The viral contigs representing potential EF and TB Ca. Chlorobium antarcticum viruses were matched (100% identity) to host spacers, identifying potential hosts to be primarily Gammaproteobacteria and Chlorobi (including Chlorobium OTUs from the Vestfold Hills), plus Actinobacteria, Bacteroidetes, Firmicutes, Betaproteobacteria, Deltaproteobacteria, and Verrucomicrobia (Additional file 1: Table S12). These host assignments were similar to previous findings for AL Chlorobium viruses [19] and point to Ca. Chlorobium antarcticum viruses from all three systems belonging to similar viral clusters (e.g., cl_1024 and cl_248). This host analysis indicates that the viruses likely prey on several different bacterial genera as a wide variety of hosts, and may therefore be considered generalist rather than specialist viruses [95,96,97].
The predicted Ca.

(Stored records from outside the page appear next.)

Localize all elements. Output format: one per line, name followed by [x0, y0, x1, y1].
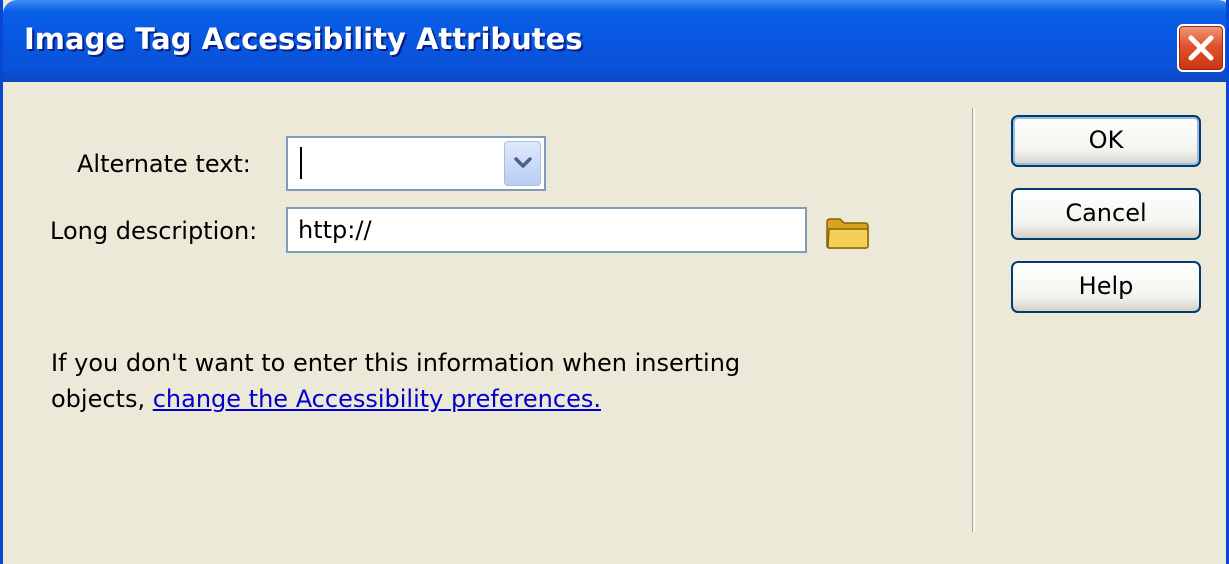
dialog-window: Image Tag Accessibility Attributes Alter…: [0, 0, 1229, 564]
alternate-text-label: Alternate text:: [77, 150, 251, 178]
dialog-title: Image Tag Accessibility Attributes: [24, 22, 583, 56]
close-icon: [1188, 35, 1214, 61]
cancel-button[interactable]: Cancel: [1011, 188, 1201, 240]
text-caret: [300, 147, 302, 179]
folder-icon: [826, 218, 869, 249]
long-description-input[interactable]: http://: [286, 207, 807, 253]
chevron-down-icon: [514, 157, 532, 168]
ok-button[interactable]: OK: [1011, 115, 1201, 167]
vertical-separator: [972, 108, 975, 532]
alternate-text-combobox[interactable]: [286, 136, 546, 191]
close-button[interactable]: [1177, 24, 1225, 72]
accessibility-preferences-link[interactable]: change the Accessibility preferences.: [153, 385, 601, 413]
accessibility-note: If you don't want to enter this informat…: [51, 345, 740, 417]
note-line-1: If you don't want to enter this informat…: [51, 349, 741, 377]
alternate-text-dropdown-button[interactable]: [504, 141, 541, 186]
title-bar[interactable]: Image Tag Accessibility Attributes: [3, 0, 1226, 82]
note-line-2: objects, change the Accessibility prefer…: [51, 381, 740, 417]
long-description-label: Long description:: [50, 217, 258, 245]
help-button[interactable]: Help: [1011, 261, 1201, 313]
note-line-2-text: objects,: [51, 385, 153, 413]
browse-folder-button[interactable]: [825, 216, 871, 250]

Chlorobium antarcticum viruses also appeared to be widely distributed with spacer matches to viral contigs from hypersaline systems enriched in haloarchaea (Deep Lake, Club Lake, Rauer 3, 6, and 13 lakes) and diverse bacterial taxa (Organic Lake, Rauer 2, 5, and 11 lakes) (Fig. 9; Additional file 1: Table S11). Chlorobium has not been reported in these lake systems, and the microbial communities in Deep Lake [38, 41] and Organic Lake [98, 99] in particular, have been intensively studied. In contrast, the other potential hosts, notably Gammaproteobacteria, are prevalent in Organic Lake [98, 99] and have been identified in some of the other lakes [38, 41], further reinforcing that the potential Ca. Chlorobium antarcticum viruses have characteristics of generalist viruses infecting a broad host range [95,96,97].